9. The mechanism according to claim 1, wherein the stop member is configured to be engaged with the housing in two different orientations, wherein each orientation corresponds to a different total amount of possible rotation.

10. The mechanism according to claim 1,

wherein the stop member comprises a first engagement feature and the housing comprises a second engagement feature,

wherein the first engagement feature of the stop member is directly engagable with the second engagement feature of the housing, and

wherein the first and the second engagement features are configured to allow an axial movement of the stop member relative to the housing when the first and the second engagement features are engaged.

11. The mechanism according to claim 10, wherein the first and the second engagement features are configured to allow an axial movement of the stop member in a second axial direction relative to the housing and to prevent an axial movement of the stop member in a first axial direction relative to the housing.

12. The mechanism according to claim 7, further comprising at least a second stop member comprising a second abutment surface,

wherein the housing is configured to be engaged with exactly one of the stop members at a given time, and

wherein each of the stop members defines a different total amount of possible rotation of the sleeve component relative to the housing depending on an axial position of the abutment surface of the respective stop member.

13. The mechanism according to claim 1, wherein the stop member is configured such that the total amount of possible rotation can only be varied by engaging the stop member with a specific tool.

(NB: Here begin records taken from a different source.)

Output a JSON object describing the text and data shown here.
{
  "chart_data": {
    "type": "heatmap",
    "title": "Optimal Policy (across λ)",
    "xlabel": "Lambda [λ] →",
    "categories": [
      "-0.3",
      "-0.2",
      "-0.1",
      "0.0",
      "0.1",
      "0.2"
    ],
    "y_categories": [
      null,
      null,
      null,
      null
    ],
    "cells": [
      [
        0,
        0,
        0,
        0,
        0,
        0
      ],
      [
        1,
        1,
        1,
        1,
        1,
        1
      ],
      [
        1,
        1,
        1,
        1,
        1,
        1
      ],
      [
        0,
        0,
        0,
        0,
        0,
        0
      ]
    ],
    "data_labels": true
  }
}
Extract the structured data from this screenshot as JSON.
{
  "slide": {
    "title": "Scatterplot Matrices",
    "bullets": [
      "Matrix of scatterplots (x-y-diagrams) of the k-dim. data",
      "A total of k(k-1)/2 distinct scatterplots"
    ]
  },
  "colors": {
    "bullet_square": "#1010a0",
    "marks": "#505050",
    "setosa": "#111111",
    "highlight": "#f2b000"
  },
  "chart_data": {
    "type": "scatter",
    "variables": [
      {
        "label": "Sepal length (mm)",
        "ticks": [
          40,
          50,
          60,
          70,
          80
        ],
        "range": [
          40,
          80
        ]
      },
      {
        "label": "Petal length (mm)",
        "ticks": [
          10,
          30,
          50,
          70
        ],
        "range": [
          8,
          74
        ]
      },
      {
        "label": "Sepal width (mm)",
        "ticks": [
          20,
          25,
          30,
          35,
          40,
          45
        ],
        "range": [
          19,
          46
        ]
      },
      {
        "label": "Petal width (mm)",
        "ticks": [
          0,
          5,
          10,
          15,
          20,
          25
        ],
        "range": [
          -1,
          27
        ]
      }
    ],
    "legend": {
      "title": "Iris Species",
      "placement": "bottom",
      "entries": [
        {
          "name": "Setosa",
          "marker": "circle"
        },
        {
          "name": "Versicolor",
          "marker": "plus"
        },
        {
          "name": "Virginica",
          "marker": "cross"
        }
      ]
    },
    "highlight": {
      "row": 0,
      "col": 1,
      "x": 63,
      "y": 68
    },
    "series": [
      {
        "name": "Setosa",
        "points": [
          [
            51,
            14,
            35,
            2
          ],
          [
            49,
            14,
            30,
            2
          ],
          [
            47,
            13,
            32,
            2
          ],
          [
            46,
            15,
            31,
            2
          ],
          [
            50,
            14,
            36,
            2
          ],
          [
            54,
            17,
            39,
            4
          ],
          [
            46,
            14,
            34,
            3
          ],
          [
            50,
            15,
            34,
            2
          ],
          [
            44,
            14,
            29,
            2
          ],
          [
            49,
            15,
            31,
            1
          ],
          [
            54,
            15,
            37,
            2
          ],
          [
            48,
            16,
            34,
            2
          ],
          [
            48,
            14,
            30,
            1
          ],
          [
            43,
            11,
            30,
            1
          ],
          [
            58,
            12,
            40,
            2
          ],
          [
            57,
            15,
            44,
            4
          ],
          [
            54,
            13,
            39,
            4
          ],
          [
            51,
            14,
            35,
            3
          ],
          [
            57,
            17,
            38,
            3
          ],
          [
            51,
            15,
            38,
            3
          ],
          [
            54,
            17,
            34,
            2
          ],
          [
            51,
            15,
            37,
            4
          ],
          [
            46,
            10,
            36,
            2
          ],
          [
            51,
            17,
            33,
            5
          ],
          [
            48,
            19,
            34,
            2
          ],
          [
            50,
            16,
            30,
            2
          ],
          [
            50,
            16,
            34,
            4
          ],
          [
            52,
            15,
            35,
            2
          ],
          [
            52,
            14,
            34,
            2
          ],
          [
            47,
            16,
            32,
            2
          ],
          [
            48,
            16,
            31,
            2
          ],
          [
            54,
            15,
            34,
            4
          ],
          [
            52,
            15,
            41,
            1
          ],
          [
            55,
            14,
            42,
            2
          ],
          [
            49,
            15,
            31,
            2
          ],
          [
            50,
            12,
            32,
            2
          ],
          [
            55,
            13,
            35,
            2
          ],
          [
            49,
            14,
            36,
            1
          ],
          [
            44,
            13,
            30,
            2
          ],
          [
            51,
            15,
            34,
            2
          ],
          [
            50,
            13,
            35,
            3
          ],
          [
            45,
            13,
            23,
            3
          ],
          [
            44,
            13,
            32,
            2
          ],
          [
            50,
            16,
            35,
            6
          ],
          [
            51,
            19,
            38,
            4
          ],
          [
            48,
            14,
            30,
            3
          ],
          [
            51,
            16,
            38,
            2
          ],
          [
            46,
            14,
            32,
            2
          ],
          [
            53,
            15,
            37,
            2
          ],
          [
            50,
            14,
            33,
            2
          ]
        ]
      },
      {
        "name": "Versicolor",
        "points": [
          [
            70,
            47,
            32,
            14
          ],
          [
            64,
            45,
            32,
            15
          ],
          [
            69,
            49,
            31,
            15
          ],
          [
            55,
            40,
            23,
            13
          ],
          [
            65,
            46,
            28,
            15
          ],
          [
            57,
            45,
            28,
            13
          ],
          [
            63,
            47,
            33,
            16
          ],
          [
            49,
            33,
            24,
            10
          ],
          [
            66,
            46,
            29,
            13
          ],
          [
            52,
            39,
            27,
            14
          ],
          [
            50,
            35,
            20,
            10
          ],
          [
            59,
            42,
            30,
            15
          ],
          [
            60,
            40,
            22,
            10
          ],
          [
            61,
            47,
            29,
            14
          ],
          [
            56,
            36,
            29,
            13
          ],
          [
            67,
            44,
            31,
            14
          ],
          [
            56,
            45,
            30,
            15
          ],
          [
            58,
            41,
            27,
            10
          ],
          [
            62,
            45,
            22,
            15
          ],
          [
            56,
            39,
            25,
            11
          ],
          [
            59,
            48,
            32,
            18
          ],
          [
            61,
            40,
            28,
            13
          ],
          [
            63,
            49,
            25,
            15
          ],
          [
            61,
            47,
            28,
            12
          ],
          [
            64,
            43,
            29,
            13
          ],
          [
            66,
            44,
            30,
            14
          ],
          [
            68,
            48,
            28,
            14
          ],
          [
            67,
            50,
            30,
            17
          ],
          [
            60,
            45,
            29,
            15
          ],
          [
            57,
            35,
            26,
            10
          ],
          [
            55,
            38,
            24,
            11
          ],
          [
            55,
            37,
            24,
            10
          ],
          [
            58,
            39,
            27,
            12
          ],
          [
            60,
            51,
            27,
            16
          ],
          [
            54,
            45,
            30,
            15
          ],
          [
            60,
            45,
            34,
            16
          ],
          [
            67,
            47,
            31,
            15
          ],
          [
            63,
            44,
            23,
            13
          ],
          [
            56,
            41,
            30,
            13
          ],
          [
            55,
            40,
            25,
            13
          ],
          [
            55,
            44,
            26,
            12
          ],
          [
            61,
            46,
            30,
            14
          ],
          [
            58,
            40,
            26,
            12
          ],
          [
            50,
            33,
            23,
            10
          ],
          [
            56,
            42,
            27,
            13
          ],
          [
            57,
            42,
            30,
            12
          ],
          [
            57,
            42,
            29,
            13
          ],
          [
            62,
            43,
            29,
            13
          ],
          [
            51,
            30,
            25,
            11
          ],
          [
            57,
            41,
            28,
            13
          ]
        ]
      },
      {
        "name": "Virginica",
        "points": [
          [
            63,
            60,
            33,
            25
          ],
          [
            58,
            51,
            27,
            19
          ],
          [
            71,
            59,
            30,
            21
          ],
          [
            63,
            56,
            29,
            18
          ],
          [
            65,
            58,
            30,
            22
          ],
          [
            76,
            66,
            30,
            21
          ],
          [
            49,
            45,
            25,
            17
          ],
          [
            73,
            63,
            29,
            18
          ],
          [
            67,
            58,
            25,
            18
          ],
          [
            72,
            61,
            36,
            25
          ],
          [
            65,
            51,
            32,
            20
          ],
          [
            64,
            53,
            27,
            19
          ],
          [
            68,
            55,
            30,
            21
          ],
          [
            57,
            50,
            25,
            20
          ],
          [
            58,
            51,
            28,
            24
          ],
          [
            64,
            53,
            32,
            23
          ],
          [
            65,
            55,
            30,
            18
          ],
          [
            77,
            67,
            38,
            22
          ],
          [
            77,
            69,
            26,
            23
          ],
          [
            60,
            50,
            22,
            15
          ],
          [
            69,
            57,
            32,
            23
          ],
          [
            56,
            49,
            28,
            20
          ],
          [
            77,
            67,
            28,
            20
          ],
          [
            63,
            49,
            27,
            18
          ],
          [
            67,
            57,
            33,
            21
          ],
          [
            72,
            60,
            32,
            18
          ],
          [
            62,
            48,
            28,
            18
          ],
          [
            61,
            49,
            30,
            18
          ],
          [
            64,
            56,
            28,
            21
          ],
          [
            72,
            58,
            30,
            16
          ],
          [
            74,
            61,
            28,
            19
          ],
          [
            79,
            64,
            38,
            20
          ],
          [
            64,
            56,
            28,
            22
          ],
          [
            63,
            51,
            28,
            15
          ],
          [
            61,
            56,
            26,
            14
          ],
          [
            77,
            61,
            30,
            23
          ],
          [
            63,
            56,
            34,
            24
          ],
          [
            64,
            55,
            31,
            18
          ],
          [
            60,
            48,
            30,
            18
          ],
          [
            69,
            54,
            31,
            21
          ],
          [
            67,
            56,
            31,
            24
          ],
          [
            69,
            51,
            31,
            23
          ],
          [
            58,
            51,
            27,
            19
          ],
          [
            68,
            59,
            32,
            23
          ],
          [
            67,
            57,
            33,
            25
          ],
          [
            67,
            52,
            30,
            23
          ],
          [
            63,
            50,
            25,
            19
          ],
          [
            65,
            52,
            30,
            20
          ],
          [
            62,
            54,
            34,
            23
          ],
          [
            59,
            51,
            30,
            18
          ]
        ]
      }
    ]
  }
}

14. The mechanism according to claim 1,

wherein the stop member is retained inside the housing, or

wherein the stop member is configured to be assembled to the remainder of the mechanism from the outside of the housing.

15. A drug delivery device comprising a mechanism for setting a dose of a medicament for the drug delivery device, the mechanism comprising:

a housing;

a sleeve component configured to rotate relative to the housing during a dose setting operation; and

a stop member configured to limit a total amount of possible rotation of the sleeve component to a maximum in order to limit a maximum settable dose,

wherein the stop member is configured to allow varying the total amount of possible rotation of the sleeve component.